Ağınızı rastgele imajlarla değiştirme
Telefonda duvar kağıtları fikri ortaya çıkmadan hayli evvel, ekranların bile çoklukla renkli olmadığı bir devirde, ağ operatörünüzün ismini farklı bir görselle değiştirebilirdiniz. Alışılmış ki belirli bir fiyat karşılığında… Sıkıcı operatör ismi metnini, rastgele bir logo ile değiştirebiliyorduk ve bu, muhakkak epey havalı bir şeydi.
Kemer kılıfları
Telefonların tuğla boyutundan ve yükünden epey uzak olmadığı vakit içinderda, birtakım beşerler onları dünyanın en havalı şeyi sandıkları yakışıksız kemer kılıflarında taşımayı seçebiliyordu. Doğrusu bunun fazlaca da özlenecek bir durum olduğunu söyleyemeyiz…
Yılan
Başlangıçta Nokia 6110’da piyasaya sürülen bu sıradan oyun, görüntü oyunu tarihli en bağımlılık yapan oyunlardan biri olarak fazlacatan tarihe geçti bile. Üst, aşağı, sola ve sağa denetimlerle bir pikseli yutabilmesi için bir yılanı denetim etmek için sayısız saat harcandı.

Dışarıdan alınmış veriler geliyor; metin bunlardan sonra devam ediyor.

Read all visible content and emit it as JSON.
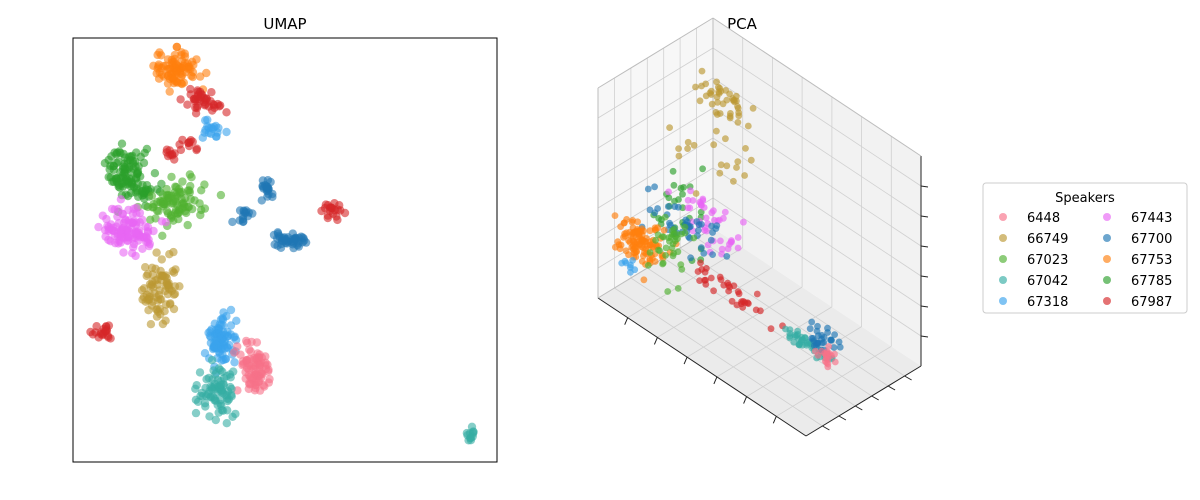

Yılan oyununun çeşitli halleri bugünün akıllı telefonlarında hala oynanabiliyor. Lakin fizikî tuşlarla, parmak krampları ile başa çıkmaya uğraşarak oynamanın keyfini almak mümkün değil.
Sağlam telefonlar
Bugünün akıllı telefonlarını düşürürseniz, onu yerden sağlam olarak alma ihtimaliniz pek düşük. Lakin geçmişin telefonları bu biçimde değildi. Yerde tekraren sekse bile yerden alınıp yola devam edilebiliyordu. Onlara “takoz” denmesinin bir sebebi de bu olsa gerek. Tek dikkat etmeniz gereken, telefonu suya düşürmemekti. Tabi bu biçimde da yardıma, çabucak pirinçle dolu bir kap yetişiyordu ve bir süre daha sonra telefon, hiç suya düşmemiş üzere “geri geliyordu.”